ある愛の詩




 エールと成歩堂の関係を調べ、データを取り、数値化されるのは、エールの変化原因が不明な事もあって正直気乗りはしないものの。
 学が何だかんだいって、エールを第一に考えているのは伝わっていたから。水族館に来た時は、研究に付き合っていた。それに、学の研究が進んでエールの症状が治ったらいいな、なんて希望もあった。




 キューイ
 バシャーンッッ!
 成歩堂がシャチ用プールへ入った途端。高い天井一杯に声が響き、ついで大きくて黒光りする物体が宙を舞った。言わずと知れた、エールである。

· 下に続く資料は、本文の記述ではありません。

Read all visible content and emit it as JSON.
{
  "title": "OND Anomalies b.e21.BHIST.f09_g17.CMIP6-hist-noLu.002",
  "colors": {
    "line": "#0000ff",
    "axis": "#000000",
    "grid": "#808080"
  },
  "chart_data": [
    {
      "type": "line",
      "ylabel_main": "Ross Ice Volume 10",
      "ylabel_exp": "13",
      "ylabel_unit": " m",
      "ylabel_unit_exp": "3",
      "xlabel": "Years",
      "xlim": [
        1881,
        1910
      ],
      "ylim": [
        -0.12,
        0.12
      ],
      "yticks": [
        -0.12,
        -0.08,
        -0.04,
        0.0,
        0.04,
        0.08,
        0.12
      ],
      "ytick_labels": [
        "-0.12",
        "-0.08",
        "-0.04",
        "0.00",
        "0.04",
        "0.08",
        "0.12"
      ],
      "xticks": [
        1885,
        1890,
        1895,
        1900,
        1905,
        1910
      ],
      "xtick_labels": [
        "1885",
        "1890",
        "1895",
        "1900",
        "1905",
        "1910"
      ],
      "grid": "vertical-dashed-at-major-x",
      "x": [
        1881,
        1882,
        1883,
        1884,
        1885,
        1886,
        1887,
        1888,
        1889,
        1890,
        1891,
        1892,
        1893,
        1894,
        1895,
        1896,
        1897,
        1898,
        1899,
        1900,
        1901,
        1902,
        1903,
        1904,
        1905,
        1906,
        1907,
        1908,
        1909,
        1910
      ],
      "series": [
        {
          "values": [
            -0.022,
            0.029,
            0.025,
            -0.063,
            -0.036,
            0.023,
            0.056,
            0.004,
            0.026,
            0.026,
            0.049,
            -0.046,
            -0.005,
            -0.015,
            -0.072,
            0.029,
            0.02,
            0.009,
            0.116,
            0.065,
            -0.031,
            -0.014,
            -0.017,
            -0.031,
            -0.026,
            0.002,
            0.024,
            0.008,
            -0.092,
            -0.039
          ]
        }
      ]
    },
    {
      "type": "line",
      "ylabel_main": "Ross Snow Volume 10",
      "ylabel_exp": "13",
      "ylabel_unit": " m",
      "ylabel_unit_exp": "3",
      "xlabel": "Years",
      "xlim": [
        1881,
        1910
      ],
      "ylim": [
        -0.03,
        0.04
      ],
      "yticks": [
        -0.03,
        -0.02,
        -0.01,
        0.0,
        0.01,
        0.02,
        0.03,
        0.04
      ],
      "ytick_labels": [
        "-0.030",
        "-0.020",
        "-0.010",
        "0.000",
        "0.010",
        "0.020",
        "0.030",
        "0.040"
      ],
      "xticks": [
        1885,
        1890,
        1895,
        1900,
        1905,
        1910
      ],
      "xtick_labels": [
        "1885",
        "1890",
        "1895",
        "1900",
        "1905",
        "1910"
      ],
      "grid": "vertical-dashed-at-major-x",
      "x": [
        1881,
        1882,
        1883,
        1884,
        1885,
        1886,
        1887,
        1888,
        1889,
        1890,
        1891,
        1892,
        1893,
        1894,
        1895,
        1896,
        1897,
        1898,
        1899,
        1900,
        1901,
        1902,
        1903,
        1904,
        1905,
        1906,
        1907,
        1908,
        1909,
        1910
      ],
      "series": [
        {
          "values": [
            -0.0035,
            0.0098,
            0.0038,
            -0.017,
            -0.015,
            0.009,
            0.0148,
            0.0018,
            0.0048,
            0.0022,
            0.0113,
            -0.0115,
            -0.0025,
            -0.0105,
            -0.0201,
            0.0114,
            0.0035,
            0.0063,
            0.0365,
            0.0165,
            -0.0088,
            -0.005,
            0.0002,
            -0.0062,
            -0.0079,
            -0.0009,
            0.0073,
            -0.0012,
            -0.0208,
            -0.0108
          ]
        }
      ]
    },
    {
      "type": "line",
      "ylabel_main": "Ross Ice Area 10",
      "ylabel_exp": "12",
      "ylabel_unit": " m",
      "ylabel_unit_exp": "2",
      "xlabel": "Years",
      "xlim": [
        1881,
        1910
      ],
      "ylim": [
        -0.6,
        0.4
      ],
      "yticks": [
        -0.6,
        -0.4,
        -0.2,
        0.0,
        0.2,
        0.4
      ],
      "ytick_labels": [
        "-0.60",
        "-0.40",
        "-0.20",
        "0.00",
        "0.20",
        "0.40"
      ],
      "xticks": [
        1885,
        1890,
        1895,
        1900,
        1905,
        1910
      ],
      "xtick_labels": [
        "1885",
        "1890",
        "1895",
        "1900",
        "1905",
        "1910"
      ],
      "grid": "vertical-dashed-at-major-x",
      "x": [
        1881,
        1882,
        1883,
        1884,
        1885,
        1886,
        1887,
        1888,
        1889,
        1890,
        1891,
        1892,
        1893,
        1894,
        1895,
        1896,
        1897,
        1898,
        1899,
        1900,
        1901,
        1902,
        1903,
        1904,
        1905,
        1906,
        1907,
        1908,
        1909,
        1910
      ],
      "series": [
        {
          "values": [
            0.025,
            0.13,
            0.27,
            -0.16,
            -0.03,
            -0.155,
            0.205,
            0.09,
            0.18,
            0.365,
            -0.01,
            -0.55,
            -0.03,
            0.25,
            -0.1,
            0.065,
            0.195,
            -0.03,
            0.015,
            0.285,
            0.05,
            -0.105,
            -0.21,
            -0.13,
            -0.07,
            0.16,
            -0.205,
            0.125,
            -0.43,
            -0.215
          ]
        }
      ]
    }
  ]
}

 エールは成歩堂を歓迎するかのようにハイジャンプを決め、一端プールへ潜った後、反動を利用して身体の殆どをプールサイドに乗り上げた。そして両ヒレと尾ビレを床へ激しく打ち付けながら、音を発する。
 キューッイッ、キュッキュッ、キュゥー!
 エールの鳴き声が、まるで『リューイチ、来て来て、早くぅ!』と言っているように聞こえた成歩堂は思わず立ち止まり。エールが発しているらしい超音波で、耳と脳味噌が影響を受けたかも知れないと少々青ざめた。
「どうしたんだ?にいちゃん。早くエールの側に行かないと、エールがプールから離れかねんぞ」
「な、何でもないです」
 完全に水中から出ても問題はないけれど、時間制限はある。今のエールでは勢いだけで何mも前進してきそうで、それはエールの身体には宜しくないと判断した学が、ぶっきら棒に促してくる。
 キュキュキュゥ、キューュッ!!
 更に、エールの声が段々切なそうに細く引き絞られてきたので、動きたがらない足を叱咤して前へ進む。
「こんにちは、エール」
 キューィv
 エールの傍らで屈み込んでつるつるした頭部をそっと撫でると、真っ黒で円らな瞳が成歩堂を映し、先程とは打って変わって明るい旋律を聞かせてくれた。それから、プールへ潜って見事な一回転ジャンプを披露し。成歩堂の方へ戻ってキスをした後、また華麗な技を決める。
「エールは、本当にリューイチの事が好きなんだねぇ」
「・・・翔子さん」
 いつの間にか隣に立っていた翔子が、感慨深げに呟いた。
 正直、飼育員としてはエールの懐き様に釈然としない思いを抱えた頃もあった。けれど、エールは翔子を蔑ろにしている訳ではなく。ただただひたすら成歩堂へ心を寄せているのだと、それがどれ程不可思議な現象であっても理解せざるを得なかった。
 そう、エールが成歩堂へ向かって放つ、切なげでもあり甘くもある鳴き声。成歩堂への態度。それらは、シャチが繁殖期に示す行動だったりするのだ。気付いた時は、流石の翔子も呆然とした。シャチと人間では、マリアナ海溝より深い隔たりがあるから。
第一、野生のシャチは海洋生物における食物連鎖の頂点に立ち、時にはジョーズのモデルとなったホオジロザメまで捕食する。鯨だって大好物で、その獰猛さ故『冥界の魔物』とも呼ばれる。白黒のツートンカラーと、滑らかな流線型のボディを見掛けたら、即刻逃げるか絶望するかの2択。